Hough finds it useful nonetheless. Art for him began in prison, where materials are scant, and it served him as paper—along with telephone authorization forms, authorized visitors lists, cafeteria menus, and more. He really could fill out a form, but with images. He could also enter Philadelphia's Mural Arts Restorative Justice program. It helped get him through twenty-five years, in juvenile detention at age seventeen and then in Graterford prison from 1993 to 2019. The first few works are little more than smudges, but the time behind bars almost effaced a life.
Art was the Pittsburgh native's ticket to freedom, but not his only ticket. The Supreme Court ruled against life sentences without possibility of parole for minors, although release took another seven years. He became artist-in-residence at the Philadelphia district attorney's office, which one can see as a bitter irony or a just reward. (He appeared as well, of course, in "Marking Time.") The gallery declines to say how he had so severe a sentence, which must sound like papering over a serious crime, but I prefer to see it as due discretion. There are more than enough horrors in his art.
Most of show dates from 2008 to 2016, as "Invisible Life," and most of that is in pencil. Hough reserves color for the occasional portrait and for guards in uniform, while others have their grisly uniform of sewn, naked flesh. Yet the guards hardly appear, because prisoners face more than individual misconduct. From the moment they enter, they are caught up in a machine. It is a primitive machine, of pulleys attached to prison beds and bodies, but then everything here is clinical but primitive. The pulleys suffice to string one prisoner upside-down, with the label Ecce Homo, or "behold the man."
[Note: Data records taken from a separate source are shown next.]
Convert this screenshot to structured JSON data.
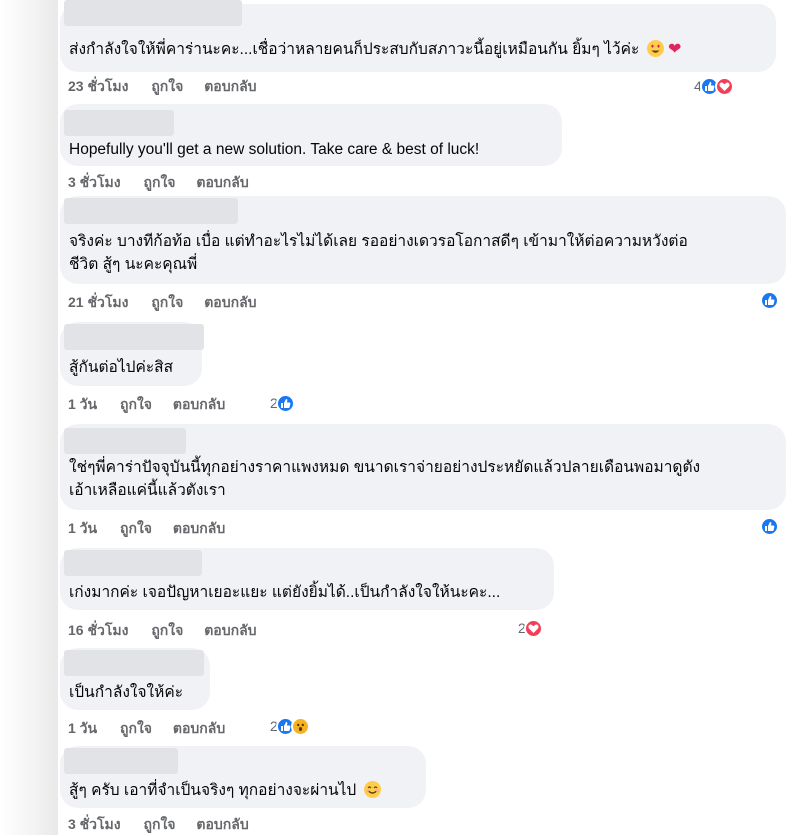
{
  "comments": [
    {
      "text": "ส่งกำลังใจให้พี่คาร่านะคะ...เชื่อว่าหลายคนก็ประสบกับสภาวะนี้อยู่เหมือนกัน ยิ้มๆ ไว้ค่ะ",
      "emoji": [
        "heart-eyes-emoji",
        "heart-emoji"
      ],
      "time": "23 ชั่วโมง",
      "like": "ถูกใจ",
      "reply": "ตอบกลับ",
      "reaction_count": "4",
      "reactions": [
        "like",
        "love"
      ]
    },
    {
      "text": "Hopefully you'll get a new solution. Take care & best of luck!",
      "time": "3 ชั่วโมง",
      "like": "ถูกใจ",
      "reply": "ตอบกลับ",
      "reaction_count": "",
      "reactions": []
    },
    {
      "text_lines": [
        "จริงค่ะ บางทีก้อท้อ เบื่อ แต่ทำอะไรไม่ได้เลย รออย่างเดวรอโอกาสดีๆ เข้ามาให้ต่อความหวังต่อ",
        "ชีวิต สู้ๆ นะคะคุณพี่"
      ],
      "time": "21 ชั่วโมง",
      "like": "ถูกใจ",
      "reply": "ตอบกลับ",
      "reaction_count": "",
      "reactions": [
        "like"
      ]
    },
    {
      "text": "สู้กันต่อไปค่ะสิส",
      "time": "1 วัน",
      "like": "ถูกใจ",
      "reply": "ตอบกลับ",
      "reaction_count": "2",
      "reactions": [
        "like"
      ]
    },
    {
      "text_lines": [
        "ใช่ๆพี่คาร่าปัจจุบันนี้ทุกอย่างราคาแพงหมด ขนาดเราจ่ายอย่างประหยัดแล้วปลายเดือนพอมาดูตัง",
        "เอ้าเหลือแค่นี้แล้วตังเรา"
      ],
      "time": "1 วัน",
      "like": "ถูกใจ",
      "reply": "ตอบกลับ",
      "reaction_count": "",
      "reactions": [
        "like"
      ]
    },
    {
      "text": "เก่งมากค่ะ เจอปัญหาเยอะแยะ แต่ยังยิ้มได้..เป็นกำลังใจให้นะคะ...",
      "time": "16 ชั่วโมง",
      "like": "ถูกใจ",
      "reply": "ตอบกลับ",
      "reaction_count": "2",
      "reactions": [
        "love"
      ]
    },
    {
      "text": "เป็นกำลังใจให้ค่ะ",
      "time": "1 วัน",
      "like": "ถูกใจ",
      "reply": "ตอบกลับ",
      "reaction_count": "2",
      "reactions": [
        "like",
        "wow"
      ]
    },
    {
      "text": "สู้ๆ ครับ เอาที่จำเป็นจริงๆ ทุกอย่างจะผ่านไป",
      "emoji": [
        "smile-emoji"
      ],
      "time": "3 ชั่วโมง",
      "like": "ถูกใจ",
      "reply": "ตอบกลับ",
      "reaction_count": "",
      "reactions": []
    }
  ]
}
That label comes from a more famous example of prisoner abuse, Jesus before Pontius Pilate—as in Renaissance and Baroque paintings from Fra Angelico and Antonello da Messina to El Greco and Jusepe de Ribera. If that sounds self-aggrandizing, Hough's series is in a storied tradition. He updates Francisco de Goya and The Disasters of War for the age of the graphic novel. Scenes range from the economy of illustration to a more accomplished realism in the living faces of invisible men. Boots outside a door have a cryptic poignancy. Are they barred from leaving or entering, or has he finally made it home?
"Marking Time" ran at MoMA PS1 through April 4, 2021, James (Yaya) Hough at JTT through April 1, 2023.